Issue 1835 Science

Assessing the climate crisis with Dr Robin Lamboll

Felix talks with Imperial’s Dr Robin Lamboll to discuss our remaining carbon budget.

Assessing the climate crisis with Dr Robin Lamboll
Dr Robin Lamboll, Imperial College Research Fellow at the Centre for Environmental Policy

A recent study by Imperial’s Dr Robin Lamboll shocked the climate-science community and captivated the media, landing a spot on the front page of BBC News. This week, Felix sat down with Lamboll, Research Fellow at the Grantham Institute for Climate Change, to delve further into the details of the research.

A recap of the study

“The study looks at the remaining carbon, the amount we can emit before we exceed a certain temperature with a certain probability”, Lamboll explained. “The international community agreed that we should try to be below 1.5°C and well below 2°C. For 1.5°C, the remaining carbon budget is really very small, approximately equal to six years of current emissions, and now that’s nearly down to five years”.

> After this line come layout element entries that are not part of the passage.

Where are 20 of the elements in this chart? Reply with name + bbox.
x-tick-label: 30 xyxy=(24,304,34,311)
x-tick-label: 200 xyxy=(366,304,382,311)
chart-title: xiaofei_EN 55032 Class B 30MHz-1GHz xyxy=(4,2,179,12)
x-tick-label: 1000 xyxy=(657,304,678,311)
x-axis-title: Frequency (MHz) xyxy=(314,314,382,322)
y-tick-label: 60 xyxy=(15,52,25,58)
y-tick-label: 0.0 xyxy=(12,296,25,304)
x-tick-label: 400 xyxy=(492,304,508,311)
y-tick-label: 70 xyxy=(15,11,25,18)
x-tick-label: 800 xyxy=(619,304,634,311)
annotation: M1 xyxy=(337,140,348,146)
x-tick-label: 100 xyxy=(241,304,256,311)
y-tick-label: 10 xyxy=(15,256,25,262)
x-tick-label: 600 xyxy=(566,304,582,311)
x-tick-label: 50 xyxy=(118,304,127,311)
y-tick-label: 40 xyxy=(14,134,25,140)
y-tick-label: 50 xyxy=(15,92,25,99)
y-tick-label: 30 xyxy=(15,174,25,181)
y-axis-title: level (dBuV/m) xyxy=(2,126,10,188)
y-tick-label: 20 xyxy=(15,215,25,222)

Lamboll’s work made important adjustments to the method used in calculating the remaining carbon budget, which effectively shrank the Intergovernmental Panel on Climate Change’s prediction by half.

“The main part of that update was us now understanding that aerosols are cooling us slightly more than we thought.” Aerosols are tiny particles in the atmosphere, released by processes like combustion. “One effect is that they change how clouds form. You’ve got all this particulate matter in the air, and they form nucleation sites, so aerosols can be a form of seeding for clouds.” Clouds reduce the amount of sunlight reaching to the Earth’s surface by reflecting it. However, the reduction in use of fossil fuels means fewer aerosols are emitted, and therefore worsening the global climate.

Tackling the challenges of climate science

Lamboll’s study, published in Nature Climate Change, explored the uncertainties that overshadow climate science. “We have to use a collection of social models and try to include all of these different types of uncertainty, which are along very different axes. With the social uncertainty, the problem becomes that they’re not necessarily symmetric so there’s much more chance that you’re going to be hotter than the expected value. We use something called a generalized extreme value fitting.”

Another uncertainty arises when considering the timing of net zero. “You can get to net zero by several different routes. The sooner you start reducing emissions, the longer you have to get to net zero, but if you were going to do it linearly starting at the beginning of this year, which clearly we didn’t, you’d have 12 years to get there.” Despite this, Lamboll remains somewhat optimistic.

“It’s important to bear in mind that the climate can predispose you towards worse disasters, but humans almost always have opportunities to mitigate against that.”

Political and economic factors determine the world’s responses to climate research, as Lamboll elaborated: “Government plans for reaching net zero by 2050 exist. There are still some question marks over bits of it, but we probably won’t be very far off in this country. By contrast with the rest of the world, there are quite large fractions that have no net-zero plans for before 2060.

“The capacity to change obviously scales with the amount of money you have to bring about that change. We need to rely on international agreements.”

“One of the really big problems with movement in the climate [policy] space is that it requires consistent action over a long period to motivate those social changes and those technological changes that bring about a greener world, but politicians work on very short timescales and therefore find it very difficult to set up systems that are going to deliver over those long timescales”.

For 1.5°C, the remaining carbon budget is very small, approximately equal to six years of current emissions, and now that’s nearly down to five years.

What’s next?

When asked about his future research, Lamboll explained: “Some projects include looking at carbon debt, which is how much we have emitted in different countries relative to what our fair budget would be. Another project is trying to get absolute probabilities of climate impacts because we require those social and physics predictions”.